Fachbegriffe stellen folglich nichts anderes als Verallgemeinerungen konkreter Phänomene dar. Ihre Funktion besteht darin, v. a. komplexe Sachverhalte nach Möglichkeit vereinfacht – jedoch möglichst nicht verkürzt – zu beschreiben. Daher zeichnet sich die Fach- oder Wissenschaftssprache durch genau definierte Begriffe oder, wo kompakte Definitionen nicht möglich sind, zumindest durch konkrete Begriffsbeschreibungen aus. Es liegt auch im Wesen der Wissenschaft, dass ständig neue Fachbegriffe »generiert«, d. h. aus neuen Erkenntnissen hergeleitet, entwickelt und gebildet werden. Dabei kommt es oftmals zu Fremdwortbildungen und zu Übernahmen aus dem Englischen bzw. Amerikanischen, »zumal ein großer Teil der kommunikationswissenschaftlichen Fachliteratur aus diesem Sprachraum stammt und die internationale Wissenschaftskommunikation (Kongresse und Fachzeitschriften) zur Verbreitung dieser Fachsprache erheblich beigetragen hat« (Bentele/Beck 1994, S. 16). Auch ist nicht zu übersehen, dass die Kommunikationswissenschaft Begriffe aus anderen Fächern, v. a. aus sozialwissenschaftlichen Disziplinen wie der Soziologie, der Psychologie, der Politikwissenschaft, der (Sozio-)Linguistik oder den Wirtschaftswissenschaften und der Informatik entlehnt bzw. übernimmt.

 

Es ist nicht möglich, nachfolgend alle Fachbegriffe der Kommunikationswissenschaft detailliert aufzuführen und inhaltlich zu klären (schließlich soll hier kein Fachwörterbuch der Kommunikationswissenschaft geschrieben werden). Vielmehr seien einige zentrale Begriffe herausgehoben, deren Kenntnis für das Verständnis des Fachgegenstandes wichtig sind, zumal schon die Fachbezeichnung »Kommunikationswissenschaft« nicht selten zu Missverständnissen führen kann. Als derart zentrale Begriffe erweisen sich die Termini KommunikationPublizistik(klassische) Massenkommunikation sowie computervermittelte Kommunikation. Dem interdisziplinären Charakter des Faches folgend werden dabei neben kommunikationswissenschaftlichen Aspekten auch soziologische, psychologische sowie teils auch (sozio-)linguistische Aspekte angesprochen.

2 Kommunikation

Kommunikation ist ein sowohl fach- wie auch alltagssprachlich verwendeter Begriff mit zahlreichen Bedeutungsgehalten. Bezogen auf soziale, also gesellschaftliche Kommunikation ist er im deutschen Sprachraum über den Begriff Massenkommunikation »bekannt, ja modisch geworden« (Merten 1977, S. 141). Massenkommunikation wiederum ist die in den 1960er-Jahren aus dem Amerikanischen übernommene Bezeichnung für mass communication. Zweifellos erfuhr der in jüngerer Zeit inflationär verwendete Begriff Kommunikation seine inhaltliche Prägung durch die Kommunikationswissenschaft. Für die deutschsprachige Kommunikationswissenschaft ist von der Übernahme der beiden aus dem Amerikanischen stammenden Begriffe der Impuls ausgegangen, sich neben medienvermittelter Kommunikation auch mit dem komplexen Phänomen zwischenmenschlicher Kommunikation zu befassen.

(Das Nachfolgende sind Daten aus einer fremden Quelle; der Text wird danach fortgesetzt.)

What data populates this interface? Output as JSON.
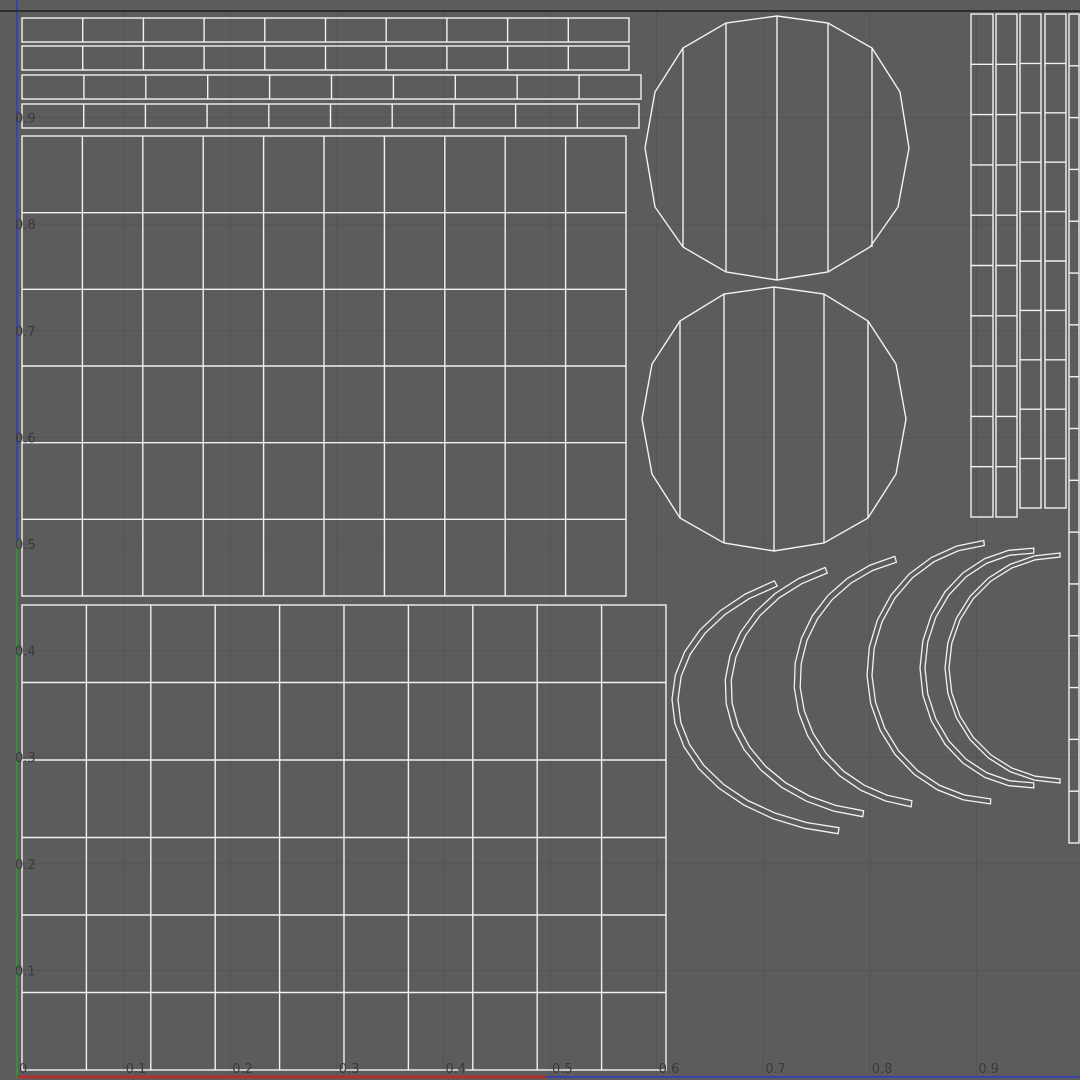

2.1 Unterscheidung von Kommunikation

In einer bereits 1977 durchgeführten Analyse von 160 Begriffsbestimmungen über Kommunikation nahm der Münsteraner Kommunikationswissenschaftler Klaus Merten u. a. eine hierarchische Unterscheidung von Kommunikation vor. Dabei differenzierte er u. a. zwischen subanimalischer, animalischer, Human- und Massenkommunikation (Merten 1977, S. 94ff):

 Mit subanimalischer Kommunikation ist vor allem Kommunikation zwischen Organismen gemeint (vgl. Merten 1977, S. 94). Aber auch technische oder naturwissenschaftliche Erscheinungen von Kommunikation wie etwa die reziproke Einwirkung zweier magnetischer Substanzen aufeinander oder die Entstehung einer Verbindung aus zwei Molekülen können erwähnt werden (vgl. ebd.).

 Animalische Kommunikation meint Kommunikation zwischen/unter Lebewesen, die je nach Level ihrer Evolution unterschiedlich entwickelt und leistungsfähig ist (taktiler, akustisch-vokaler, visueller etc. Wahrnehmungskanal) (vgl. Merten 1977, S. 98ff).

 Mit der Bezeichnung Humankommunikation ist ausschließlich Kommunikation unter Menschen angesprochen. Ihr besonderes Kennzeichen ist die Verfügbarkeit eines sprachlichen Kanals über und neben anderen – nonverbalen – Kommunikationskanälen (vgl. Merten 1977, S. 118).

 (Klassische) Massenkommunikation ist eine (Sonder-) Form technisch vermittelter (Human-) Kommunikation, ein System, in welchem Aussagen organisational von »organisierten Kommunikatoren« hergestellt und publiziert und von einer »anonymen Zahl anonymer Rezipienten rezipiert« werden (vgl. weiterführend Merten 1977, S. 150; Maletzke (1963) spricht vom ›dispersen Publikum‹ – vgl. Kap 3).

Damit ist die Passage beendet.